VideoPress is part of the JetPack plugin developed by Automattic, the same makers of WordPress. Aside from being lightweight and responsive, videos that run through VideoPress are unbranded and don’t have annoying ads showing on them. Also, you can track and measure the views of your videos to see which ones are attracting the most views and which ones aren’t.

Easy Video Player works the same way, but it also enables you to embed videos that you did not host on your site. Embedding videos using this plugin allows you to inject different features onto
them such as autoplay, loop, muted enabled, and a whole lot more.

Reencode compress your videos

When uploading a video on Youtube, you can play it on any browser or device without any hassle. However, when hosting it on your site, you will run into issues getting the video to work properly. If you uploaded a single format for your video and it doesn’t play on a specific browser or device, it’s because the format is not supported by any of these.

Therefore, you need to encode your videos to different formats (MP4, Ogg, WebM, etc.) to ensure that the video will work regardless of the device and browser used to view it. If you have no idea on how to convert videos, then this quick guide at How-To Geek will show you how it’s done using the HandBrake software.

Also, consider the location of your target audience. If they live away from where your hosting servers are located, then they may find it difficult to view your videos due to lag time. To counter this problem, you need to compress your videos by decreasing their file sizes without compromising quality.

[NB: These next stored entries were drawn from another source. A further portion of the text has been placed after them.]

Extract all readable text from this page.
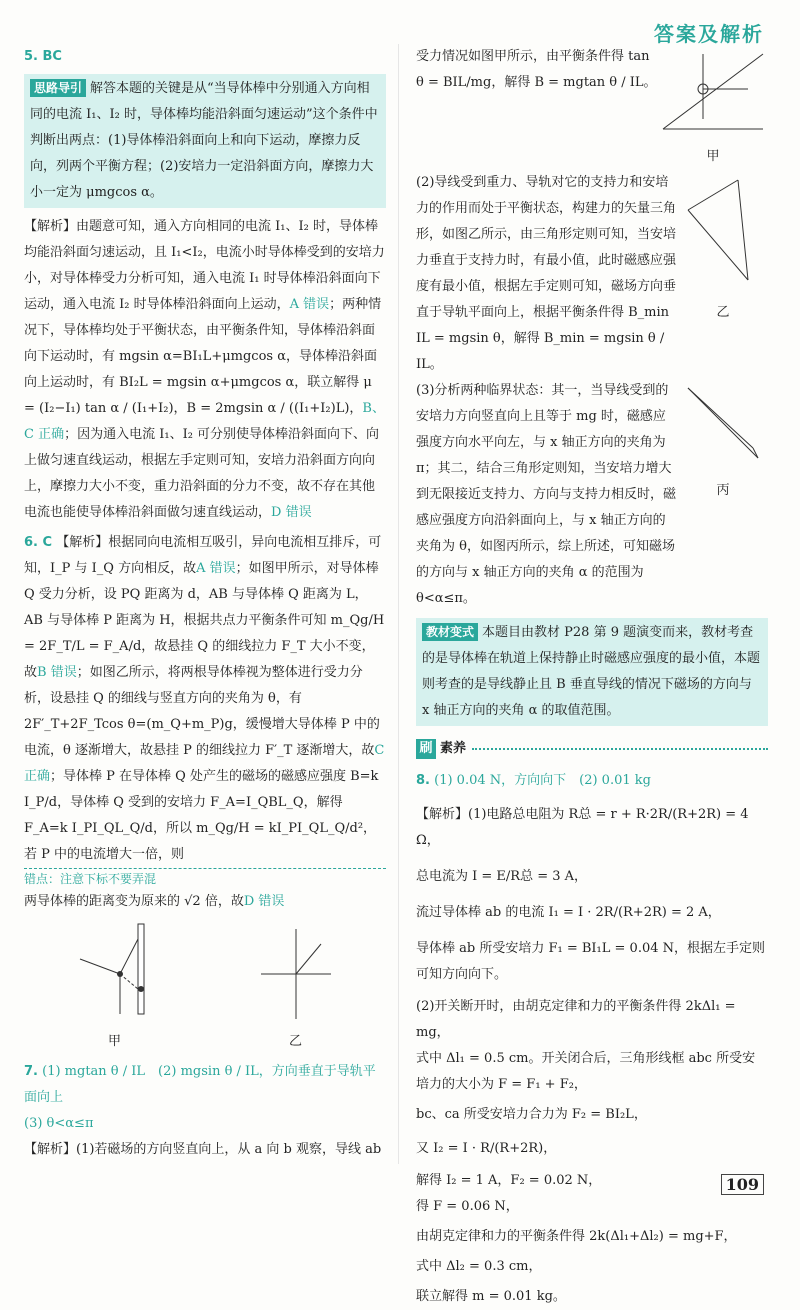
答案及解析

5. BC

思路导引 解答本题的关键是从“当导体棒中分别通入方向相同的电流 I₁、I₂ 时，导体棒均能沿斜面匀速运动”这个条件中判断出两点：(1)导体棒沿斜面向上和向下运动，摩擦力反向，列两个平衡方程；(2)安培力一定沿斜面方向，摩擦力大小一定为 μmgcos α。

【解析】由题意可知，通入方向相同的电流 I₁、I₂ 时，导体棒均能沿斜面匀速运动，且 I₁<I₂，电流小时导体棒受到的安培力小，对导体棒受力分析可知，通入电流 I₁ 时导体棒沿斜面向下运动，通入电流 I₂ 时导体棒沿斜面向上运动，A 错误；两种情况下，导体棒均处于平衡状态，由平衡条件知，导体棒沿斜面向下运动时，有 mgsin α=BI₁L+μmgcos α，导体棒沿斜面向上运动时，有 BI₂L = mgsin α+μmgcos α，联立解得 μ = (I₂−I₁) tan α / (I₁+I₂)，B = 2mgsin α / ((I₁+I₂)L)，B、C 正确；因为通入电流 I₁、I₂ 可分别使导体棒沿斜面向下、向上做匀速直线运动，根据左手定则可知，安培力沿斜面方向向上，摩擦力大小不变，重力沿斜面的分力不变，故不存在其他电流也能使导体棒沿斜面做匀速直线运动，D 错误

6. C 【解析】根据同向电流相互吸引，异向电流相互排斥，可知，I_P 与 I_Q 方向相反，故A 错误；如图甲所示，对导体棒 Q 受力分析，设 PQ 距离为 d，AB 与导体棒 Q 距离为 L，AB 与导体棒 P 距离为 H，根据共点力平衡条件可知 m_Qg/H = 2F_T/L = F_A/d，故悬挂 Q 的细线拉力 F_T 大小不变，故B 错误；如图乙所示，将两根导体棒视为整体进行受力分析，设悬挂 Q 的细线与竖直方向的夹角为 θ，有 2F′_T+2F_Tcos θ=(m_Q+m_P)g，缓慢增大导体棒 P 中的电流，θ 逐渐增大，故悬挂 P 的细线拉力 F′_T 逐渐增大，故C 正确；导体棒 P 在导体棒 Q 处产生的磁场的磁感应强度 B=k I_P/d，导体棒 Q 受到的安培力 F_A=I_QBL_Q，解得 F_A=k I_PI_QL_Q/d，所以 m_Qg/H = kI_PI_QL_Q/d²，若 P 中的电流增大一倍，则

错点：注意下标不要弄混

两导体棒的距离变为原来的 √2 倍，故D 错误

甲	乙

7. (1) mgtan θ / IL　(2) mgsin θ / IL，方向垂直于导轨平面向上

(3) θ<α≤π

【解析】(1)若磁场的方向竖直向上，从 a 向 b 观察，导线 ab

受力情况如图甲所示，由平衡条件得 tan θ = BIL/mg，解得 B = mgtan θ / IL。

甲

(2)导线受到重力、导轨对它的支持力和安培力的作用而处于平衡状态，构建力的矢量三角形，如图乙所示，由三角形定则可知，当安培力垂直于支持力时，有最小值，此时磁感应强度有最小值，根据左手定则可知，磁场方向垂直于导轨平面向上，根据平衡条件得 B_min IL = mgsin θ，解得 B_min = mgsin θ / IL。

乙

(3)分析两种临界状态：其一，当导线受到的安培力方向竖直向上且等于 mg 时，磁感应强度方向水平向左，与 x 轴正方向的夹角为 π；其二，结合三角形定则知，当安培力增大到无限接近支持力、方向与支持力相反时，磁感应强度方向沿斜面向上，与 x 轴正方向的夹角为 θ，如图丙所示，综上所述，可知磁场的方向与 x 轴正方向的夹角 α 的范围为 θ<α≤π。

丙
教材变式 本题目由教材 P28 第 9 题演变而来，教材考查的是导体棒在轨道上保持静止时磁感应强度的最小值，本题则考查的是导线静止且 B 垂直导线的情况下磁场的方向与 x 轴正方向的夹角 α 的取值范围。
刷 素养

8. (1) 0.04 N，方向向下　(2) 0.01 kg

【解析】(1)电路总电阻为 R总 = r + R·2R/(R+2R) = 4 Ω，

总电流为 I = E/R总 = 3 A，

流过导体棒 ab 的电流 I₁ = I · 2R/(R+2R) = 2 A，

导体棒 ab 所受安培力 F₁ = BI₁L = 0.04 N，根据左手定则可知方向向下。

(2)开关断开时，由胡克定律和力的平衡条件得 2kΔl₁ = mg，

式中 Δl₁ = 0.5 cm。开关闭合后，三角形线框 abc 所受安培力的大小为 F = F₁ + F₂，

bc、ca 所受安培力合力为 F₂ = BI₂L，

又 I₂ = I · R/(R+2R)，

解得 I₂ = 1 A，F₂ = 0.02 N，

得 F = 0.06 N，

由胡克定律和力的平衡条件得 2k(Δl₁+Δl₂) = mg+F，

式中 Δl₂ = 0.3 cm，

联立解得 m = 0.01 kg。

109
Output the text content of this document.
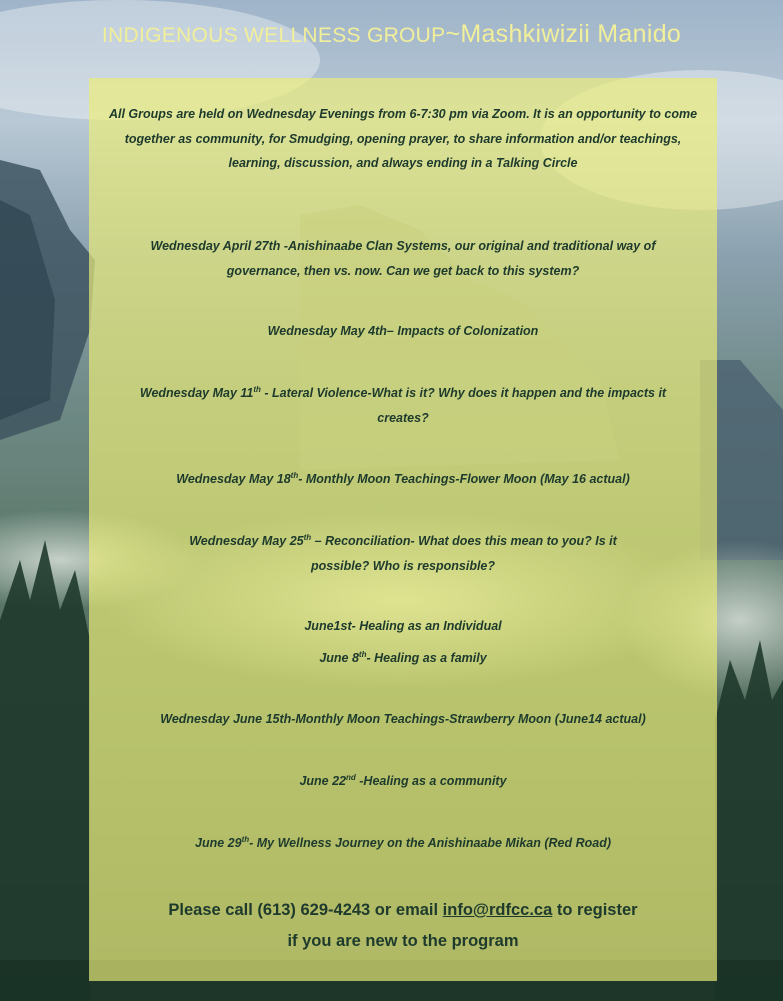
INDIGENOUS WELLNESS GROUP~Mashkiwizii Manido
All Groups are held on Wednesday Evenings from 6-7:30 pm via Zoom. It is an opportunity to come together as community, for Smudging, opening prayer, to share information and/or teachings, learning, discussion, and always ending in a Talking Circle
Wednesday April 27th -Anishinaabe Clan Systems, our original and traditional way of governance, then vs. now. Can we get back to this system?
Wednesday May 4th– Impacts of Colonization
Wednesday May 11th - Lateral Violence-What is it? Why does it happen and the impacts it creates?
Wednesday May 18th- Monthly Moon Teachings-Flower Moon (May 16 actual)
Wednesday May 25th – Reconciliation- What does this mean to you? Is it possible? Who is responsible?
June1st- Healing as an Individual
June 8th- Healing as a family
Wednesday June 15th-Monthly Moon Teachings-Strawberry Moon (June14 actual)
June 22nd -Healing as a community
June 29th- My Wellness Journey on the Anishinaabe Mikan (Red Road)
Please call (613) 629-4243 or email info@rdfcc.ca to register
if you are new to the program
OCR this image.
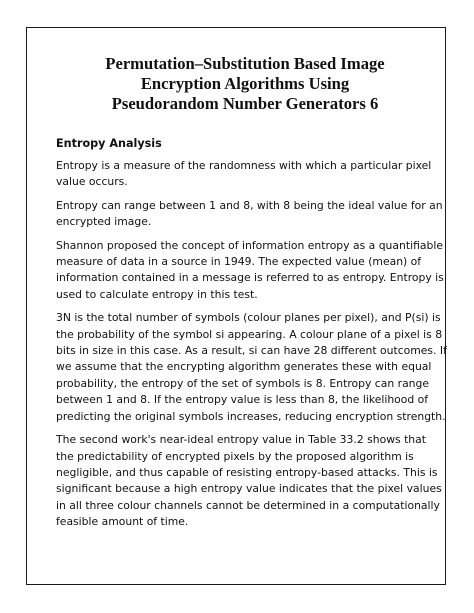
Permutation–Substitution Based Image
Encryption Algorithms Using
Pseudorandom Number Generators 6
Entropy Analysis

Entropy is a measure of the randomness with which a particular pixel
value occurs.

Entropy can range between 1 and 8, with 8 being the ideal value for an
encrypted image.

Shannon proposed the concept of information entropy as a quantifiable
measure of data in a source in 1949. The expected value (mean) of
information contained in a message is referred to as entropy. Entropy is
used to calculate entropy in this test.

3N is the total number of symbols (colour planes per pixel), and P(si) is
the probability of the symbol si appearing. A colour plane of a pixel is 8
bits in size in this case. As a result, si can have 28 different outcomes. If
we assume that the encrypting algorithm generates these with equal
probability, the entropy of the set of symbols is 8. Entropy can range
between 1 and 8. If the entropy value is less than 8, the likelihood of
predicting the original symbols increases, reducing encryption strength.

The second work's near-ideal entropy value in Table 33.2 shows that
the predictability of encrypted pixels by the proposed algorithm is
negligible, and thus capable of resisting entropy-based attacks. This is
significant because a high entropy value indicates that the pixel values
in all three colour channels cannot be determined in a computationally
feasible amount of time.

Assuming that you’ve downloaded Handbrake already, here’s another nifty guide, this time from Engage Media, on how to compress your videos using the same tool.

Test and measure video performance

Once you have set up all the tools needed to upload and play your videos from your site, you need to see for yourself if the videos do play smoothly on any device or browser before launching them to the public. Are your videos in different formats playing on all platforms? Is the quality of the videos up to par or do they need improvement? Also, you need to analyze how your chosen plugin shows the videos to your visitors. Does it improve the user experience?

You need to iron out the kinks before you unleash a full promotion strategy on each of them so your videos will have a better impression to your audience.

Prevent piracy

If you want to keep your videos within your site and not let video sharing sites get their hands on them, then you need to protect your videos from piracy. This is important for businesses who are running a premium membership site and use videos to share sensitive information.

Since you are already using WordPress, you can use S3Flowshield, a WordPress plugin that generates encrypted dynamic keys to protect your content on the cloud from thieves. However, you should test this tool first before settling with it because it could cause problems with your videos playing on browsers.

Wrapping it up

Hosting videos on your WordPress site is not an easy task. You need to be detail-oriented to ensure that the videos are working properly on your site and that they are protected at all times. This quick guide should help provide the way on how you can host videos and show them on your site so you won’t have to rely on third-party video sharing sites again.